Safety and Efficacy of a Pentavalent Human-Bovine (W3C) Reassortant Rotavirus Vaccine, by lots and lots of authors listed, probably mostly Timo Vesikari and David O Matson. Dr. Vesikari seems to have been pretty involved in Rotavirus research over the last decade at least. Dr. Matson is on staff at the Eastern Virginia Medical School, so there's clearly a connection. So far so good.
Dr. Vesikari's name brought me to a WebMD article, which is much more sensible than the Eastern Virginia Medical School press release. WebMD: New Rotavirus Vaccines Show Success. It looks like the study was a head-to-head betwen Merck's Rotateq and GlaxoSmithKline's Rotarix.
There's a lot of money to be made. In the U.S., around 80% of all infants get rotavirus, even though it's only fatal to a small number (deaths result from dehydration associated with the infection). According to a report by AVANT, a Phase II & III, clinical trails company, "The economic burden in the United States is estimated at over $1 billion from rotavirus desease in direct medical and indirect societal costs"
By 2004, AVANT had received over $2 million dollars to test this drug. Avant expects to receive about $5.5 million dollars to test Rotarix. Furthermore, they expect royalties on sales of Rotarix.
The AVANT is not entirely clear on their role in the trials. They only admit to Phase I, II testing of 215 subjects, not to being involved in the 65,000 patient trial done in Europe by GlaxoSmithKlein. Perhaps they had to be more careful and spend a lot more money for the initial trials. I don't know the drug industry too well. $25,000 per patient is probably cheap compared to other projects, when you think of all the time, product, and personell that goes into this.
AVANT didn't really expect to make much money on the early-phase clinical trials. They didn't even expect to make much money on royalties. Rather, they sold a portion of their royalties to Paul Capital Partners, a $4 billion dollar company who, among other things, purchases royalties from promising drugs. AVANT expects up to $61 million dolars from the Paul Royalty Fund II, L.P..
Remember, all this money going around is only related to a group that did an initial testing of 215 patients. (hmm. Other sources say that AVANT inlicensed the vaccine, which is a substantially bigger project that probably involved tweaking the vaccine for the large-scale testing that followed. Lots of lab work.)
This little investigation has shown me the power of press releases. They are often just pasted into the news sources, or if people are particularly savvy (like at WebMD), they are paraphrased into the news sources.
That's how we get figures that tell us that it could save half a million lives.
More information about rotavirus and the vaccines can be found on the Brown University Rotavirus page for BIO 160.
I think that it's OK if people have to throw around massive amounts of money to develop drugs and vaccines. It costs a lot to hire good researchers, techs, and marketing consultants. You have to find patients to test your new idea. You have to buy lab equipment and synthesize the materials. The medical industry is very costly. If we really want to help half a million babies, it's worth the expenditure, and the profits should go to the people who did the work.
But even though the people developing this vaccine talk about saving half a million lives, it won't reach the people who need it most. They might sleep at night knowing that they're making a difference, but are they really?

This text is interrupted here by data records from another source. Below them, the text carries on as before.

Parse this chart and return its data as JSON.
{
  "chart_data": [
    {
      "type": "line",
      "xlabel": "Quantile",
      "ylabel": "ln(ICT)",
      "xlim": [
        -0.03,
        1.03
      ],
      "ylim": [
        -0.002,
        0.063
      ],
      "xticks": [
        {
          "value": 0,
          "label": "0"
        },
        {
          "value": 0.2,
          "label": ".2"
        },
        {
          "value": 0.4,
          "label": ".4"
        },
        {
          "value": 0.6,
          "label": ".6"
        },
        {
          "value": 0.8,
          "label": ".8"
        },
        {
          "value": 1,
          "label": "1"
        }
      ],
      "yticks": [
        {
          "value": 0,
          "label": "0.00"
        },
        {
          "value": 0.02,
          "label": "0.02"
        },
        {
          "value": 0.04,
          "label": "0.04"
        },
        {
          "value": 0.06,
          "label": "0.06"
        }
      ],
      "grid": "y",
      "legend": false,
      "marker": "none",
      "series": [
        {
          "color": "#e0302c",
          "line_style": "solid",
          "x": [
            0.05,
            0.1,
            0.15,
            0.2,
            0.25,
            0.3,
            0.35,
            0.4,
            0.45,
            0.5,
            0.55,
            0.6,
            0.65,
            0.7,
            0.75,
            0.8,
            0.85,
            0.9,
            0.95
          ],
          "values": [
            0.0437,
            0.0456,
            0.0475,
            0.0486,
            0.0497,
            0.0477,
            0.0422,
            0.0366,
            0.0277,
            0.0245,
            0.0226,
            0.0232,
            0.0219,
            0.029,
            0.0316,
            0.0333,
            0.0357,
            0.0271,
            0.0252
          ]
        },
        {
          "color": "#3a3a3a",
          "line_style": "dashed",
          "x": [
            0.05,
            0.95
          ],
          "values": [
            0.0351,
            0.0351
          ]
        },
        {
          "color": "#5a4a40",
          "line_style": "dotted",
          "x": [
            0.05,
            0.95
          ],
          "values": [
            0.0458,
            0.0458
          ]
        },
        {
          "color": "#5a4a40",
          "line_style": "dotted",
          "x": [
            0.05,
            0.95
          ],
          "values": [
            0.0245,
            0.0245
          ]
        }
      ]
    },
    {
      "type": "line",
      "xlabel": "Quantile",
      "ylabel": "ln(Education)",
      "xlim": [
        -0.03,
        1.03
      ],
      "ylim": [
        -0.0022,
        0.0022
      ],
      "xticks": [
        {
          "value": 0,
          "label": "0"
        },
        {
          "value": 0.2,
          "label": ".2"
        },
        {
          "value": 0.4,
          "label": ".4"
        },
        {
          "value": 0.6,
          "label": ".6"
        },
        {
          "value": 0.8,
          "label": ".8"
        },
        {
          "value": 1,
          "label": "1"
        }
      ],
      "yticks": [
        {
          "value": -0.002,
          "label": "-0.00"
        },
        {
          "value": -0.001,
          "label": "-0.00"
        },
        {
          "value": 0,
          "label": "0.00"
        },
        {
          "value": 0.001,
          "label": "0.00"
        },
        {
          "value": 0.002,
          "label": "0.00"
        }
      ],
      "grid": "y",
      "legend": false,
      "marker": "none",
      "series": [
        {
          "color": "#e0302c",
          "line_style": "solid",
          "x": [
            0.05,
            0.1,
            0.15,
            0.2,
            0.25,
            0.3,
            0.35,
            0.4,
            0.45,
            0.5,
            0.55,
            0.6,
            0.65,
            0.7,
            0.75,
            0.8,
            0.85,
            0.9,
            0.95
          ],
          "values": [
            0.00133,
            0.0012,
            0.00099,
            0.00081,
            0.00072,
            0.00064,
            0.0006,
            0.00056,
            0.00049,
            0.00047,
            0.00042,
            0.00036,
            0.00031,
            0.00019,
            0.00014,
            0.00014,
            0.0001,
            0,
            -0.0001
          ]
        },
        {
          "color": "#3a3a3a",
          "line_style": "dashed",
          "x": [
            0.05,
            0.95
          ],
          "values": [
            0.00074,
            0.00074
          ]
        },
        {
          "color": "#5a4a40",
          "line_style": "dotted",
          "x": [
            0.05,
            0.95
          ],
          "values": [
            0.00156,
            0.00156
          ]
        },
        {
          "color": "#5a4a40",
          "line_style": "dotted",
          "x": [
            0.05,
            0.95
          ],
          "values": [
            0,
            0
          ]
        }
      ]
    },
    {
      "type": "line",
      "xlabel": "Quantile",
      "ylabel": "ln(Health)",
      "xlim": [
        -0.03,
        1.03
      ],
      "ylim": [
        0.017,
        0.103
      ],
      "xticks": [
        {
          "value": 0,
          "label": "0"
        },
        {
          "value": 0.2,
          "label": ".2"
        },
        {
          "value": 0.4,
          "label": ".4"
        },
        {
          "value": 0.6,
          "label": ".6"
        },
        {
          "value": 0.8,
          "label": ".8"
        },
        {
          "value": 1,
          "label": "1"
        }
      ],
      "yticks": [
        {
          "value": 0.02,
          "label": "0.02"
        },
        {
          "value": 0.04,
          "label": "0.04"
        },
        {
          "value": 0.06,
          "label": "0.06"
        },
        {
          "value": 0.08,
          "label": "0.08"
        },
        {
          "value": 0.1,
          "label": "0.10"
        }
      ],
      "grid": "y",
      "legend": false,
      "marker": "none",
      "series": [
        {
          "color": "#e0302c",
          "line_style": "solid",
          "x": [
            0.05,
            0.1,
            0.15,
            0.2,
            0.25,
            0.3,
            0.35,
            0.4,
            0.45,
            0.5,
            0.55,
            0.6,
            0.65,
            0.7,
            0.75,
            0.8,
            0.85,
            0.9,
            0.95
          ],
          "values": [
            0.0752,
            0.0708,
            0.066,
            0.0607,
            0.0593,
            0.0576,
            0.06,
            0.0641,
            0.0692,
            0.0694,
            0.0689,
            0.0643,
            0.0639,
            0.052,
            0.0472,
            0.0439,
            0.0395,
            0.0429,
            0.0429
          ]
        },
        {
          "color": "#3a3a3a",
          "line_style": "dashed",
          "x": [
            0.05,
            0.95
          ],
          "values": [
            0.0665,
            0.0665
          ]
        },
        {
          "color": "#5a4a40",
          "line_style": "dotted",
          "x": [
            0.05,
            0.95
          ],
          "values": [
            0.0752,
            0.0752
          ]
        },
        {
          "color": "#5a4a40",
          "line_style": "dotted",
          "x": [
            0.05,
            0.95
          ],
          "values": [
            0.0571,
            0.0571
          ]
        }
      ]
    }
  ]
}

According to an article in Emerging Infectious Diseases (Global illness and deaths caused by rotavirus disease in children):
This brings us back to the original article about Rotateq, the first of the two vaccines I mentioned. The article states that after they get things going in the U.S. and other rich countries, Merck plans to look into its uses in developing nations. Heh. That's right. Target the biggest need last because it is the poorest area.

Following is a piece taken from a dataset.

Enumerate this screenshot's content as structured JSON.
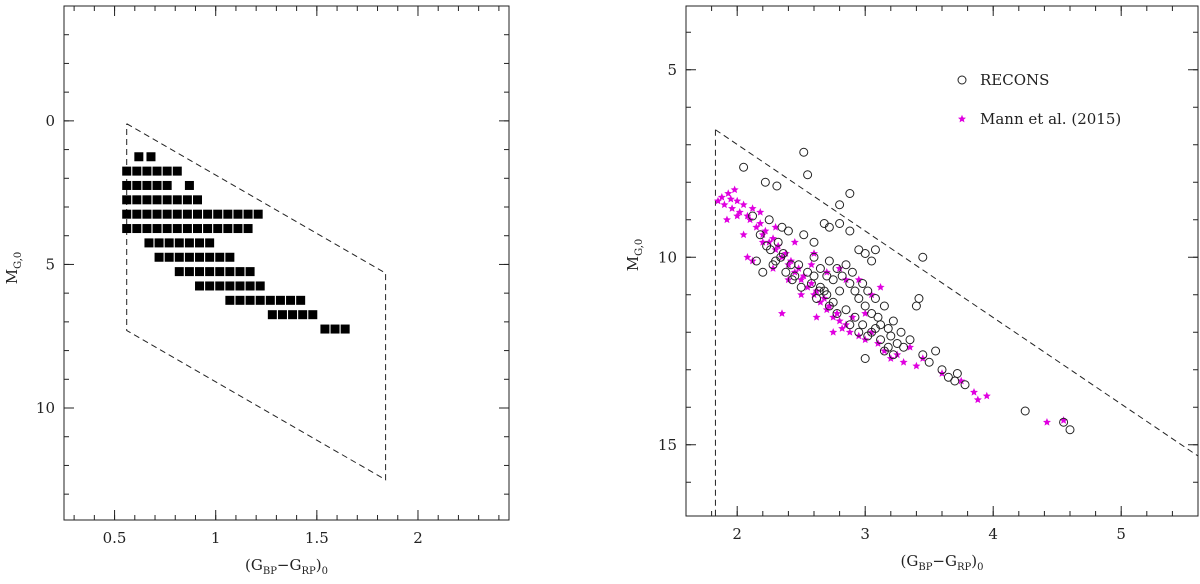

I'm sure they'll get around to it--someday, after they make a barrel of money in the developed world (some of the articles are horrible, with headlines suggesting that since Rotarix works in Mexico, it might work in Africa. It's a pill, for goodness sake! How callous can you be toward poor people?) But in the meantime, they have no compunction against citing the great global need and getting good press.